Fang Qingzhu se sonrojó y le lanzó una mirada de reproche juguetón a Fang Ru: «¡Padre, no te metas con tu hija!».
«¡No me atrevería!».
Fang Ru se rio de buena gana.
En realidad no culpaba a Fang Qingzhu.
Fang Qingzhu, por supuesto, entendía los sentimientos de su padre y sonrió con dulzura, luego miró a Xiao Yi: «Hermano Xiao Yi, ¿se ha resuelto ya la crisis en el Extremo Sur?».
«Mmm».
Xiao Yi asintió, su expresión se tornó seria, y dijo: «La crisis del Extremo Sur está temporalmente resuelta, pero el Maestro Nantian ha caído a causa de ella…».
«El Maestro Nantian, él…».
Los ojos de Fang Qingzhu se enrojecieron.
Aún recordaba la última vez que había visto al Maestro Nantian; fue en el santuario de Baiyu.
En aquel entonces, el Maestro Nantian estaba lleno de brío, dando un paso al frente para proteger a Xiao Yi.
Pero ahora…
Ya no estaba.
Little Lin también estaba cabizbajo.
Xiao Yi les dio una palmada a ambos en el hombro, consolándolos: «El Maestro Nantian luchó por los incontables seres vivos del Reino Qingtian. Es un héroe del Reino Qingtian…».
«¡No lo olvidaremos!».
Todos asintieron.
Luego…
Xiao Yi se dirigió a Ge Tianhuang y a los demás: «A todos, aunque la crisis del Extremo Sur se ha resuelto, el Reino Qingtian se enfrenta a una catástrofe comparable a la de la guerra antigua. Yo, Xiao Yi, planeo unificar las seis tierras sagradas y combinar el poder de los expertos del Reino Sagrado para reunificar el Continente del Cielo Azul…».
¿Reunificar el Continente del Cielo Azul?
La expresión de todos cambió abruptamente.
Incluso Fang Ru y los demás parecían estupefactos.
Cuando Xiao Yi mencionó la formación de una nueva tierra sagrada, pensaron que se refería a que cada uno gobernaría su propio estado bajo una alianza nominal.
Pero ahora Xiao Yi pretendía fusionar de verdad los seis estados.
¡Y volver al antiguo Continente del Cielo Azul!
Había que saber que…
En la batalla contra Zhao Wuji hace tantos años, el Continente del Cielo Azul se había fragmentado, dividiéndose en innumerables islas y seis estados.
Después de tantos años, a nadie se le había ocurrido nunca reunificar los seis estados para volver a formar el Continente del Cielo Azul.

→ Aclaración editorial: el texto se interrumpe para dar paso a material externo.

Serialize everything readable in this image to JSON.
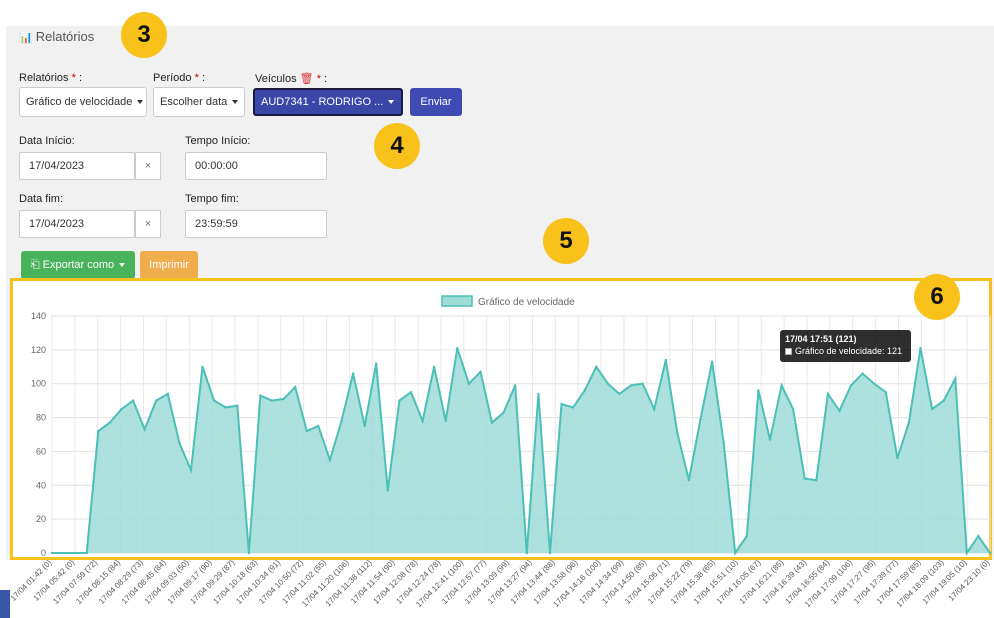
{
  "page": {
    "title_icon": "bar-chart-icon",
    "title": "Relatórios"
  },
  "form": {
    "relatorios_label": "Relatórios",
    "periodo_label": "Período",
    "veiculos_label": "Veículos",
    "required_mark": "*",
    "colon": ":",
    "relatorios_value": "Gráfico de velocidade",
    "periodo_value": "Escolher data",
    "veiculos_value": "AUD7341 - RODRIGO ...",
    "enviar": "Enviar",
    "data_inicio_label": "Data Início:",
    "tempo_inicio_label": "Tempo Início:",
    "data_inicio_value": "17/04/2023",
    "tempo_inicio_value": "00:00:00",
    "data_fim_label": "Data fim:",
    "tempo_fim_label": "Tempo fim:",
    "data_fim_value": "17/04/2023",
    "tempo_fim_value": "23:59:59",
    "clear_symbol": "×",
    "exportar": "Exportar como",
    "imprimir": "Imprimir"
  },
  "callouts": [
    "3",
    "4",
    "5",
    "6"
  ],
  "tooltip": {
    "title": "17/04 17:51 (121)",
    "body": "Gráfico de velocidade: 121"
  },
  "colors": {
    "accent_blue": "#3f4ab3",
    "export_green": "#49b35c",
    "print_orange": "#f0ad4e",
    "callout_yellow": "#f8c21b",
    "series_line": "#4bbfb8",
    "series_fill": "#9fdcd8"
  },
  "chart_data": {
    "type": "area",
    "legend": "Gráfico de velocidade",
    "legend_position": "top",
    "ylim": [
      0,
      140
    ],
    "yticks": [
      0,
      20,
      40,
      60,
      80,
      100,
      120,
      140
    ],
    "grid": true,
    "x_labels": [
      "17/04 01:42 (0)",
      "17/04 05:42 (0)",
      "17/04 07:59 (72)",
      "17/04 08:15 (84)",
      "17/04 08:29 (73)",
      "17/04 08:45 (84)",
      "17/04 09:03 (50)",
      "17/04 09:17 (90)",
      "17/04 09:29 (87)",
      "17/04 10:18 (63)",
      "17/04 10:34 (91)",
      "17/04 10:50 (72)",
      "17/04 11:02 (55)",
      "17/04 11:20 (106)",
      "17/04 11:38 (112)",
      "17/04 11:54 (90)",
      "17/04 12:08 (78)",
      "17/04 12:24 (78)",
      "17/04 12:41 (100)",
      "17/04 12:57 (77)",
      "17/04 13:09 (99)",
      "17/04 13:27 (94)",
      "17/04 13:44 (88)",
      "17/04 13:58 (96)",
      "17/04 14:16 (100)",
      "17/04 14:34 (99)",
      "17/04 14:50 (85)",
      "17/04 15:06 (71)",
      "17/04 15:22 (79)",
      "17/04 15:38 (65)",
      "17/04 15:51 (10)",
      "17/04 16:05 (67)",
      "17/04 16:21 (85)",
      "17/04 16:39 (43)",
      "17/04 16:55 (84)",
      "17/04 17:09 (106)",
      "17/04 17:27 (95)",
      "17/04 17:39 (77)",
      "17/04 17:59 (85)",
      "17/04 18:09 (103)",
      "17/04 19:05 (10)",
      "17/04 23:10 (0)"
    ],
    "values": [
      0,
      0,
      0,
      0,
      72,
      77,
      85,
      90,
      73,
      90,
      94,
      65,
      49,
      110,
      90,
      86,
      87,
      0,
      93,
      90,
      91,
      98,
      72,
      75,
      55,
      78,
      106,
      75,
      112,
      37,
      90,
      95,
      78,
      110,
      78,
      121,
      100,
      107,
      77,
      83,
      99,
      0,
      94,
      0,
      88,
      86,
      96,
      110,
      100,
      94,
      99,
      100,
      85,
      114,
      71,
      43,
      79,
      113,
      65,
      0,
      10,
      96,
      67,
      99,
      85,
      44,
      43,
      94,
      84,
      99,
      106,
      100,
      95,
      56,
      77,
      121,
      85,
      90,
      103,
      0,
      10,
      0
    ]
  }
}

No era algo que se pudiera lograr con el poder de un hombre.
Incluso para los expertos del Reino Sagrado, destruir un estado no era difícil, ¡pero reunificar el Continente del Cielo Azul era simplemente impensable!
«¿De verdad se puede reunificar el Continente del Cielo Azul?».
«La destrucción es mucho más fácil que la creación. Destruir un estado con el poder de un experto del Reino Sagrado no es difícil, pero hablar de reunificación… ¿no es eso imposible?».
«El Continente del Cielo Azul no son solo los seis estados; también hay innumerables islas esparcidas por el océano…».
«La idea del Señor Sagrado Xiao es demasiado demencial…».
«No puede ser que lo consiga, ¿verdad?».
Se oyeron susurros entre la multitud.
Incluso sus iguales, como Fang Ru, no tenían ninguna fe en ello.
Solo Fang Qingzhu y Little Lin se mantuvieron firmemente al lado de Xiao Yi: «Hermano Xiao Yi (Jefe), te apoyamos…».